The Royal British Legion should be praised for its latest campaign Insult to Injury in which it is highlighting the fact that thousands of injured veterans are having to pay for their own social care, contrary to the Military Covenant.

Veterans who were injured in Service before 6 April 2005 receive a War Disablement Pension, and are known as War Pensioners. Should a War Pensioner have social care needs, they will routinely find that the local authority will take most of their War Pension to cover the cost of that essential care. It is important to note that a War Disablement Pension is not “compensation”, as has been reported. Neither is it called compensation. Rather, it is like an industrial disablement pension but which unfortunately, like any such pension, falls within means testing for state benefits and local authority care and assistance. There would need to be a change in legislation to prevent this. A veteran who was injured on or after 6 April 2005 and therefore receives money through the Armed Forces Compensation Scheme (AFCS) will face the same problems.

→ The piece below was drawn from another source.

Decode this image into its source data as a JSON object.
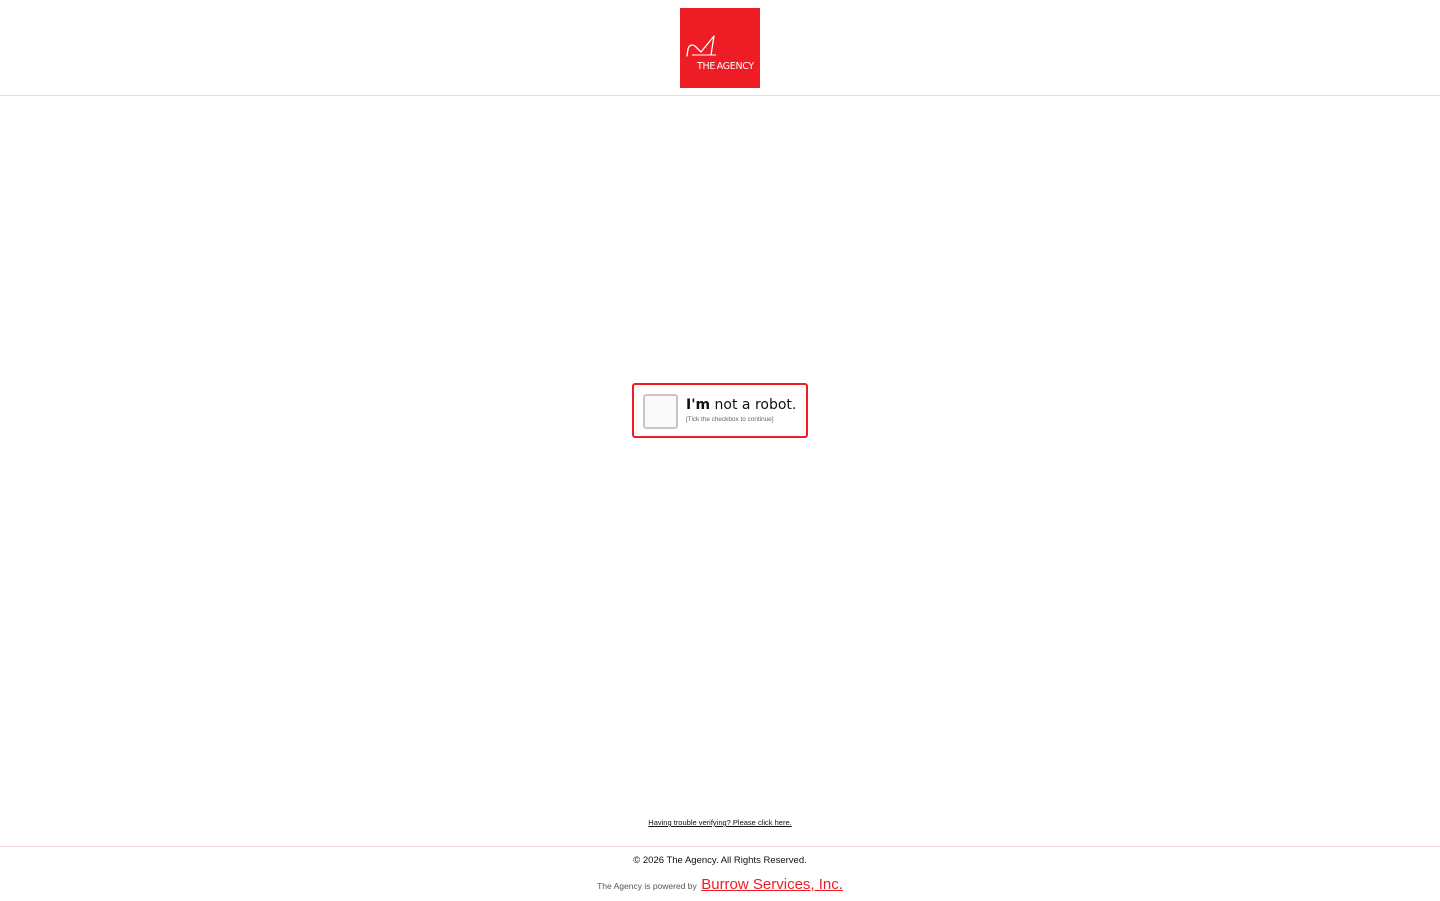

We agree with the Royal British Legion that it is unfair that War Pensioners are using their pension to pay for their social care. The Military Covenant states that Service personnel, veterans and their families should face no disadvantage as a result of Service. It is therefore imperative that all War Pensions and AFCS awards are ring fenced by the government, as happens in claims for compensation through the courts. The money given to the wounded Veteran should automatically be placed in a Trust, for the sole benefit of the Veteran. We hope that someone sits up and listens after this year’s general election.